The topic of water law interpretations and the intended and unintended consequences of court decisions and agency responses has been a water-cooler topic for several decades now. Some of the issues are as much philosophy as anything else. There are, however, some aspects that are clearly the purview of the underlying science. This is even acknowledged in the published findings of the courts where they assert that their findings are findings of law as it is currently written and that the consequences of the findings can only be avoided by action of the Legislature. Unfortunately, the Legislature has in most cases failed to act, so the consequences of the law still prevail.
A prime example of this is in the Washington Supreme Court’s Postema decision, where the “one-molecule” threshold for instream-flow impairment was established. Because the law does not define a threshold below which effects on surface water bodies can be ignored as de minimis, the Court had no recourse but to say that “any” effects that further diminish instream flows that are below legally proscribed limits must be considered as impairment of that body. As a logical construct of law, this makes sense. However, to the scientists who are left with the task of making such a position work in the management and development of water resources in this State, the position is untenable. Setting a threshold for denial that is virtually zero takes the science out of management of the resource. In fact, when coupled with the related finding that Ecology (or any third party with standing) can assert such impairment by the use of theory alone, every watershed with set instream flows has a de facto closure to further allocation. This closure of whole basins to further allocation was not the intent of the Legislatures that created these laws. The use of a zero threshold imposed by theory alone makes it impossible to reasonably apply a scientific approach when assessing impact potentials of each water right application or in the resolution of disputes between water right holders and those attempting to protect the rivers and streams.
It is not the role of science to define the appropriate threshold at which access to the groundwater resources is to be denied based on impairment of surface water. This is the realm of policy decision. It is obviously bad resource management to deny access to a viable groundwater source because a fraction of a percent of the withdrawal might have otherwise made it to a regulated surface water body. Yet, that is where the current law takes us. Likewise, it is clear that a situation where half of an allocation comes directly to the well from a nearby closed stream is an unacceptable impact to the stream. When the courts put us in this situation it was clear they expected the Legislature to alleviate the absurdity of walking away from major water resources because of de minimus effects at the streams. The Legislature “did not get the memo.” We have now been mired in this policy (or more appropriately lack-of-policy) for over two decades.
The regulatory agencies have made progress in some regions by allowing mitigation of the asserted impairment and has even made policy decisions allowing allocation of water using their authority under “overriding consideration of public interest” (OCPI) to recognize that some allocation provides sufficient benefit to accept minor adverse impacts. However, the Supreme Court’s 2013 Swinomish decision in the Skagit River basin weakens Ecology’s ability to employ this approach.

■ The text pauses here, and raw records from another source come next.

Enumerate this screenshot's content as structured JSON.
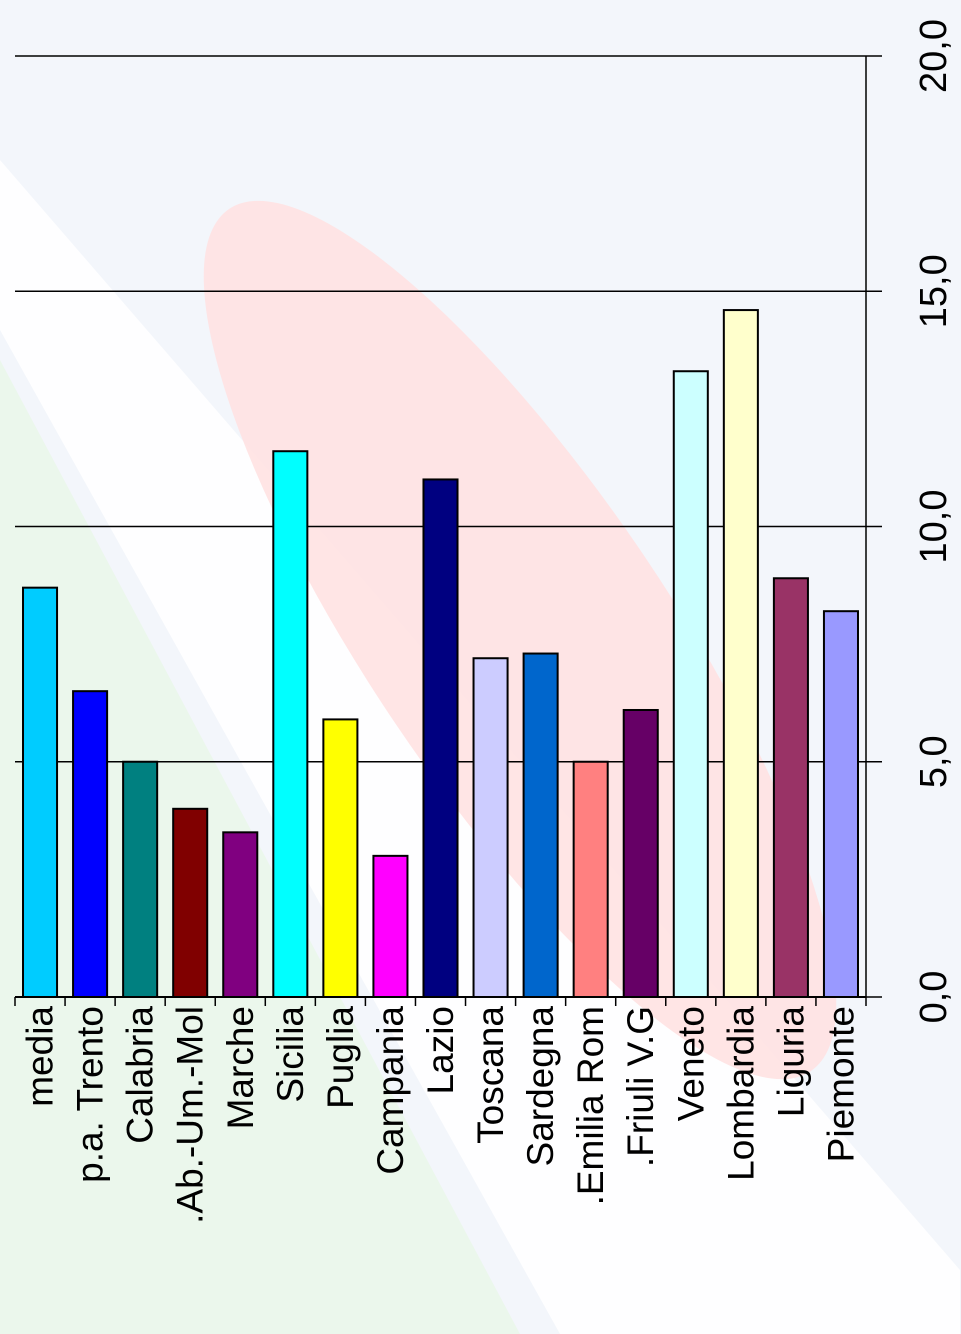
{
  "chart_data": {
    "type": "bar",
    "orientation": "rotated-90-clockwise",
    "categories": [
      "media",
      "p.a. Trento",
      "Calabria",
      ".Ab.-Um.-Mol",
      "Marche",
      "Sicilia",
      "Puglia",
      "Campania",
      "Lazio",
      "Toscana",
      "Sardegna",
      ".Emilia Rom",
      ".Friuli V.G",
      "Veneto",
      "Lombardia",
      "Liguria",
      "Piemonte"
    ],
    "values": [
      8.7,
      6.5,
      5.0,
      4.0,
      3.5,
      11.6,
      5.9,
      3.0,
      11.0,
      7.2,
      7.3,
      5.0,
      6.1,
      13.3,
      14.6,
      8.9,
      8.2
    ],
    "colors": [
      "#00ccff",
      "#0000ff",
      "#008080",
      "#800000",
      "#800080",
      "#00ffff",
      "#ffff00",
      "#ff00ff",
      "#000080",
      "#ccccff",
      "#0066cc",
      "#ff8080",
      "#660066",
      "#ccffff",
      "#ffffcc",
      "#993366",
      "#9999ff"
    ],
    "yticks": [
      "0,0",
      "5,0",
      "10,0",
      "15,0",
      "20,0"
    ],
    "ylim": [
      0,
      20
    ],
    "grid": true,
    "title": "",
    "xlabel": "",
    "ylabel": ""
  }
}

Further, even under OCPI authority, there often tends to be a propensity for allocation findings to require expensive and sometimes unnecessary mitigation in order for the water right to be written. This makes the development of water resources in the State of Washington significantly more expensive than is necessary.
Science is intended to inform policy not to set it. We need the Legislature to set limits as to when mitigation is required and how it is to be defined and implemented. Such programs need to be guided by law rather than left to interpretation by the courts or the staff at the regulatory agencies. A level should be defined below which the time- and money-limited efforts of Ecology staff are not needed and a project can go forward by following a prescribed process to document that the planned water use meets the policy criteria. Ecology must be given clear authority to employ OCPI in a manner that makes water resource management efficient and effective and accomplishes the “highest and best use” intent of Washington water law. Appropriate guidelines should be established to facilitate applicants in defining and implementing effective mitigation programs. This is essential to the active management of Washington’s allocable water resources. These are all tasks for the Legislature that must be accomplished before the scientists of the agencies and the private sector can do their work in allocating and developing water resources to meet the needs of the citizens of the State in a responsible and effective manner.